Carving Out a Role for a Confucian China on the World Stage
Cambridge Scholars Publishing
Senior Research Fellow at the Institute Jyrki Kallio has written a chapter to a book called “Contemporary East Asia and the Confucian revival”. The book was published on October 28th.
Book description
The so-called Confucian revival which came to prominence at the end of the twentieth-century, and which is manifested in the philosophical stream of Modern Confucianism, is one of the most significant elements within new Asian modernisation ideologies.
By providing new insights into the culturally conditioned structure of Asian societies, this book contributes to the improvement of political, economic and cultural relations between “Western” and East Asian countries.

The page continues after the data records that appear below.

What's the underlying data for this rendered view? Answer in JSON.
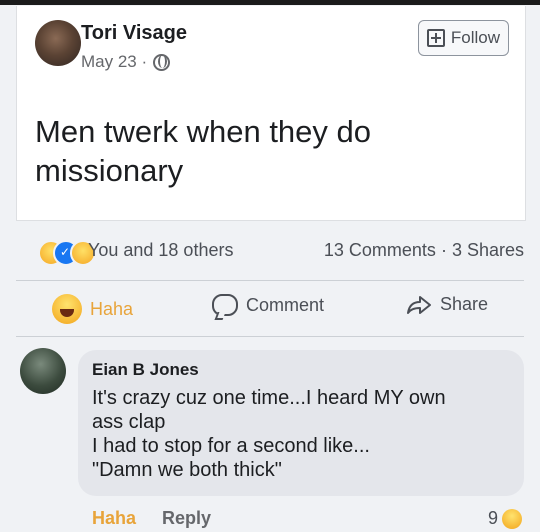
{
  "post": {
    "author": "Tori Visage",
    "date": "May 23 ·",
    "follow_label": "Follow",
    "text": "Men twerk when they do missionary"
  },
  "reactions": {
    "summary": "You and 18 others",
    "comments_count": "13 Comments",
    "shares_count": "3 Shares",
    "separator": "·"
  },
  "actions": {
    "haha_label": "Haha",
    "comment_label": "Comment",
    "share_label": "Share"
  },
  "comment": {
    "author": "Eian B Jones",
    "lines": [
      "It's crazy cuz one time...I heard MY own",
      "ass clap",
      "I had to stop for a second like...",
      "\"Damn we both thick\""
    ],
    "haha_label": "Haha",
    "reply_label": "Reply",
    "reaction_count": "9"
  },
  "colors": {
    "background": "#f0f2f5",
    "haha_accent": "#e8a43a",
    "like_blue": "#1877f2"
  }
}
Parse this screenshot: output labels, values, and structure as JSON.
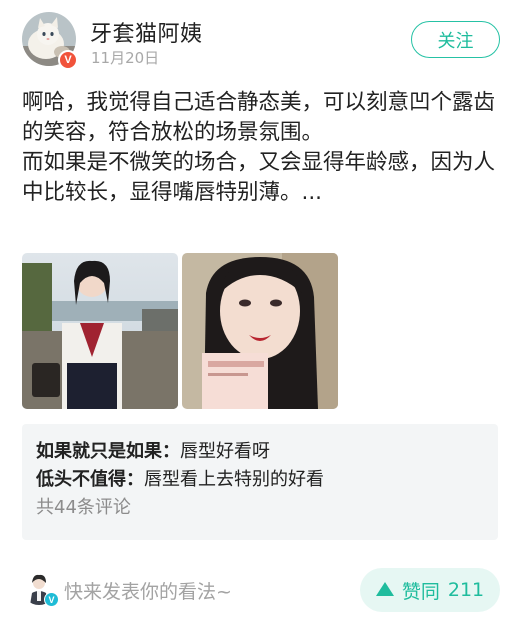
{
  "header": {
    "username": "牙套猫阿姨",
    "date": "11月20日",
    "verified_badge": "V",
    "follow_label": "关注"
  },
  "post": {
    "paragraphs": [
      "啊哈，我觉得自己适合静态美，可以刻意凹个露齿的笑容，符合放松的场景氛围。",
      "而如果是不微笑的场合，又会显得年龄感，因为人中比较长，显得嘴唇特别薄。..."
    ]
  },
  "comments": {
    "items": [
      {
        "user": "如果就只是如果：",
        "text": "唇型好看呀"
      },
      {
        "user": "低头不值得：",
        "text": "唇型看上去特别的好看"
      }
    ],
    "total_label": "共44条评论"
  },
  "footer": {
    "input_placeholder": "快来发表你的看法~",
    "my_badge": "V",
    "like_label": "赞同",
    "like_count": "211"
  },
  "colors": {
    "accent": "#1fbc9d",
    "badge_red": "#f1533b",
    "badge_blue": "#1fbcd6"
  }
}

Most classical Western modernisation theories have assumed that Confucianism would have to be abandoned if East Asia wanted to develop a dynamic, modern society, claiming that traditional Chinese culture was impervious or even inimical to modernisation. Max Weber’s well-known thesis that the Protestant ethic was an essential factor in the rise and spread of modernisation represents a sharp contrast to the notion which has gradually emerged over the last two decades in East Asia, and which argues that societies based upon Confucian ethics may, in many ways, be superior to the West in achieving industrialization, affluence and modernisation.
In order to examine whether the above mentioned Eurocentric views of modernity are still applicable, this book uses the presumption that modernisation represents a complex process of social transitions which include both universal and culturally conditioned elements as a starting point for its analysis.